Not only did it point to the trend of statistical facts playing a less important role in society, but it highlighted an avoidance of an issue that, to address, required mass sacrifice. But while the general population appears avoiding the tough issue, those with money in the game are taking a different tact. A recent Moody’s report benchmarks the point in history by noting the impact on state and local bond issuers, pointing to a financial planning that considers the trend of climate change with a focus on one of the hot themes of investing which we profiled earlier today, water supplies and droughts.

Moody’s breaks down financial risk from climate change into slow and fast moving categories

The trend of climate change is well documented in statistics, and Moody’s thinks understanding where it leads should be of concern to bondholders in the regions most impacted.

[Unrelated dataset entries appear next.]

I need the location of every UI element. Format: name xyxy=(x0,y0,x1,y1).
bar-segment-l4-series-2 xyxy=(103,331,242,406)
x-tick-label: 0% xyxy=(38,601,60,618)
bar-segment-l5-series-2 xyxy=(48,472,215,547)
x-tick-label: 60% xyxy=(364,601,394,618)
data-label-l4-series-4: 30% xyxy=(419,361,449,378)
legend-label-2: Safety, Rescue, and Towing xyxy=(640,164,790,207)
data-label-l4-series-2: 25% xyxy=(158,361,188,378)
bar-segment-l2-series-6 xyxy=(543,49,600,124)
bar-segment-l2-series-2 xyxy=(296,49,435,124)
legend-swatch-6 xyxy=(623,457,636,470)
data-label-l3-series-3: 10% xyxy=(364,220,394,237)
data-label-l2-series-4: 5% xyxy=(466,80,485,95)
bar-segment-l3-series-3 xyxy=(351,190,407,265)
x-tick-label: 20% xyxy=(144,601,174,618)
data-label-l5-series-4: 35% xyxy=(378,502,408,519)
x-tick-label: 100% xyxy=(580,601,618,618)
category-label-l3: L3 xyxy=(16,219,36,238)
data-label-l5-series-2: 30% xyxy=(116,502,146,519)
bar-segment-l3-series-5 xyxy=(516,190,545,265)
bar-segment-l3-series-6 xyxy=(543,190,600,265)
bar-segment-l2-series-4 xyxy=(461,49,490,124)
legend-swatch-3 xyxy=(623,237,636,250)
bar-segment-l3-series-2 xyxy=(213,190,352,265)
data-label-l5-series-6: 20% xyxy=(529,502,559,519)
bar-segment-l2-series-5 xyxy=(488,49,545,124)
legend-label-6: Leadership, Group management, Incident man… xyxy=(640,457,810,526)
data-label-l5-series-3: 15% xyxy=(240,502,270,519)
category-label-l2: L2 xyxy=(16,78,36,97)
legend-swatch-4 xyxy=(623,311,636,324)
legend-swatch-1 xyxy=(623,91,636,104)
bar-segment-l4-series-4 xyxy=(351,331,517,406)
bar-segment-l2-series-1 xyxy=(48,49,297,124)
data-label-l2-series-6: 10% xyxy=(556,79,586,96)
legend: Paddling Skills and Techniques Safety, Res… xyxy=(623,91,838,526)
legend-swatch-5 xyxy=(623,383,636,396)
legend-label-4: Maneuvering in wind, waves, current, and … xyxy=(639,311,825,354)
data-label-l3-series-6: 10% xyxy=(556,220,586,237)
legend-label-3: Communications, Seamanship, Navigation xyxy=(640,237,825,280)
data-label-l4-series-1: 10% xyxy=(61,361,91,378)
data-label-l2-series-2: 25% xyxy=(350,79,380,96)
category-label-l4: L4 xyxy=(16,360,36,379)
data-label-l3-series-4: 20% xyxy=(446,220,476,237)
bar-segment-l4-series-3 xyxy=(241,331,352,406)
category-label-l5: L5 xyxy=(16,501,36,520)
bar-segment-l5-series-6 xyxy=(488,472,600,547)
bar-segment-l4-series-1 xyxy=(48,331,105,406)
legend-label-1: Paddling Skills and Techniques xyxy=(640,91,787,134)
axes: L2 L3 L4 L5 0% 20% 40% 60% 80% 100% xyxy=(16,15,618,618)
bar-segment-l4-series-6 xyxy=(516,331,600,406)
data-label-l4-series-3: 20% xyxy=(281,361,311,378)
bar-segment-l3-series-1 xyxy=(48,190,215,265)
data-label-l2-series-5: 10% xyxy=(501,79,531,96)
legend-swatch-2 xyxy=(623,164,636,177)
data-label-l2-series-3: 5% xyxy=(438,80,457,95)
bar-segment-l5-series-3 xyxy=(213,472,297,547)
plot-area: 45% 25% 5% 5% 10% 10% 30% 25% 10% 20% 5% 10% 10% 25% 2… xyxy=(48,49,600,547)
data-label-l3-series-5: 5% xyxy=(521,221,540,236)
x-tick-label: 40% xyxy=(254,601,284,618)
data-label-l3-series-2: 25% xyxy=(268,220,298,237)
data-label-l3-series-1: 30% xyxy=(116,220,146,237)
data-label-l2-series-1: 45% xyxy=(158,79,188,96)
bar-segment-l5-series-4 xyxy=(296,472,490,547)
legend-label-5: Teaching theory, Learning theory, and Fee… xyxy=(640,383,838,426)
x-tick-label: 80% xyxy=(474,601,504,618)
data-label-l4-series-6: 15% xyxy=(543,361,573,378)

“Credit risks resulting from climate change are embedded in our existing approach to analyzing the key credit factors in our methodologies,” Moody’s analyst Michael Wertz and his team wrote in a November 28 report. “Our analysis of economic strength and diversity, which signals the speed with which an economy may recover, captures climate-driven credit risks such as economic disruption, physical damage, health and public safety, and population displacement.”

There are several points of climate change to consider. Moody’s breaks them down into two primary categories: slow moving “climate trends” and the more immediate and unexpected “climate shocks.”